Could it be that our concern, fear and panic around Ebola is more to do with ourselves than those who are dying from it? At our core, are we afraid of Ebola because if we caught it, we might die from it, whereas the other reasons people across Africa are dying every day don’t bother us so much because we know they are unlikely to happen to us? Is this an example of “loving as we love ourselves” because subconsciously we know if we were hungry we would just eat, whereas if we caught Ebola we might actually have to confront our mortality?

Is this why the death of one person “like us” gets so much more attention than thousands who we see as “other”? (See Rob Oakeshott’s letter to Thomas Eric Duncan for some challenging questions about that)

These are just some of my questions. The more pressing ones are these: How can we respond differently? How do we overcome such deeply ingrained self-interest that it even comes out in the way that we think we are showing compassion and care for others?

We need a whole new paradigm. As a Christian, thankfully I remember that I already have one. Jesus doesn’t just affirm the commandment to love our neighbours as ourselves.

Jesus redefines who our neighbours are, and even calls us to love those we see as our enemies in the same way. And He sets a whole new standard for measuring what love looks like.
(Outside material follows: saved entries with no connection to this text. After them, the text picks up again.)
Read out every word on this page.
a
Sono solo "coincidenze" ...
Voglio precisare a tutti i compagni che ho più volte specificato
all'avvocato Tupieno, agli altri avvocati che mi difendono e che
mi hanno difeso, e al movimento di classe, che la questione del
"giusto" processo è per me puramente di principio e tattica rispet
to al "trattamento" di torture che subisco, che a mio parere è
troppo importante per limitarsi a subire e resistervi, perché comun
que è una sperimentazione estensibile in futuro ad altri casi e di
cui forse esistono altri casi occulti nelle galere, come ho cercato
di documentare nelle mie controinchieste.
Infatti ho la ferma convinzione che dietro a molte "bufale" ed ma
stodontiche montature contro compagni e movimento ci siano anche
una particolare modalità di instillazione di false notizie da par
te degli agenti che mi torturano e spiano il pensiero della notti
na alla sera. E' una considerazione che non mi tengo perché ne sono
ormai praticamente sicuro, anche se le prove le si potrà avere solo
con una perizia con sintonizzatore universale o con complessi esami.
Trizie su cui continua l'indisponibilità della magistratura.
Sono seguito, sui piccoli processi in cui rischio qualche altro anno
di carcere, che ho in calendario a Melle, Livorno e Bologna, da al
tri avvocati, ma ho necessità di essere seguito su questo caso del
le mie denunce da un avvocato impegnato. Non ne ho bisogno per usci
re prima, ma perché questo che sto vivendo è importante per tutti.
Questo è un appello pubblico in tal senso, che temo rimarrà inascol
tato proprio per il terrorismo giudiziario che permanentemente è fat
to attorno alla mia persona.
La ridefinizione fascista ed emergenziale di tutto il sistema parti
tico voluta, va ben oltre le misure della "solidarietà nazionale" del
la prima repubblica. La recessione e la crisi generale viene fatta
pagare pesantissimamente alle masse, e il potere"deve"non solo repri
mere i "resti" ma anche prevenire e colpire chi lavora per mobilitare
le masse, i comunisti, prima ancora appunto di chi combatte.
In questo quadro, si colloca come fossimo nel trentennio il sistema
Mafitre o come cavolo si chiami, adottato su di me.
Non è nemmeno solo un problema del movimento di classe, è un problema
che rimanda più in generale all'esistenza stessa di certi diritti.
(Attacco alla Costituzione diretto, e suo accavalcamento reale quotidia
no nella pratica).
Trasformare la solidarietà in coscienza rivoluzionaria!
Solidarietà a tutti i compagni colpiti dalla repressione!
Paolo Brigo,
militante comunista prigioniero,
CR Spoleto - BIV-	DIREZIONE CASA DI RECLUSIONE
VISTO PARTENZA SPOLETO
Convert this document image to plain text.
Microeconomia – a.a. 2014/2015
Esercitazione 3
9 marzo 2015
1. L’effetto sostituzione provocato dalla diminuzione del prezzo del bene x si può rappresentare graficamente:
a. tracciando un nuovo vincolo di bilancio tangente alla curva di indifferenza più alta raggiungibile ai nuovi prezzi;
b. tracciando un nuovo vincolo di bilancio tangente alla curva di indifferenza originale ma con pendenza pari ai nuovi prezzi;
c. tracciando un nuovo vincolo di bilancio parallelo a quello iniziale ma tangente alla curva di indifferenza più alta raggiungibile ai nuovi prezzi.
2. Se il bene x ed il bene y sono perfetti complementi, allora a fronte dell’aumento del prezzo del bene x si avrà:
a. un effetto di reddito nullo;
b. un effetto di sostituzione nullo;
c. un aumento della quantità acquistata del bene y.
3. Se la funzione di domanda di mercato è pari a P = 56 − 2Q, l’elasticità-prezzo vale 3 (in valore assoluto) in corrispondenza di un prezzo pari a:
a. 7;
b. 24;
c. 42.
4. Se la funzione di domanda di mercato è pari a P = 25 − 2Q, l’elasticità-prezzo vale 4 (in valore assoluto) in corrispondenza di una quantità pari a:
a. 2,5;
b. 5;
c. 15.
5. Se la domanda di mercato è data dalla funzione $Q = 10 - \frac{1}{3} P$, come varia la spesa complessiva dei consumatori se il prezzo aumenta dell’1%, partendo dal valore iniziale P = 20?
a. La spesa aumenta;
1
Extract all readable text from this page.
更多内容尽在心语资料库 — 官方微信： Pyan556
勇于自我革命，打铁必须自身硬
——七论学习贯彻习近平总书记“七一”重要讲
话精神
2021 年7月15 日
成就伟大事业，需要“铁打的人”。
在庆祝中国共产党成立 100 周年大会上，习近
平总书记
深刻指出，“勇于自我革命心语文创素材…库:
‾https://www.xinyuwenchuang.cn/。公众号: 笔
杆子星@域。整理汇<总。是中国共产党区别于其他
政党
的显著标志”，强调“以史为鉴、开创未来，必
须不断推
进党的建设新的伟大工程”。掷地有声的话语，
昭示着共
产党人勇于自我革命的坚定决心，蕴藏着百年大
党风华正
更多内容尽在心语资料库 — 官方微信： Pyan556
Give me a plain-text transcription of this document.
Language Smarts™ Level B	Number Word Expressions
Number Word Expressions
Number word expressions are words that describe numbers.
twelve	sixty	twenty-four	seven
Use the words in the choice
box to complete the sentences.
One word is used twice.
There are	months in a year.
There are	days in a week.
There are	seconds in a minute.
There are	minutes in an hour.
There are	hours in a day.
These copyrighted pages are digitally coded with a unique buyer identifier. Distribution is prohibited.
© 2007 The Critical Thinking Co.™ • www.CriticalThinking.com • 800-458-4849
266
In the end, whether its “as you love yourself” or “as yourself”, using ourselves as the standard for how we choose to love others seems to leave us open to excuses and provisos. Jesus gives His disciples a new commandment, using Himself as the standard for what love for others is to look like. “Love one another as I have loved you.” Just imagine if we could begin to show that kind of incarnational, self-sacrificial, servant-hearted love – love that puts others above ourselves – in the way we respond to the every day tragedies of our world. How different might that look?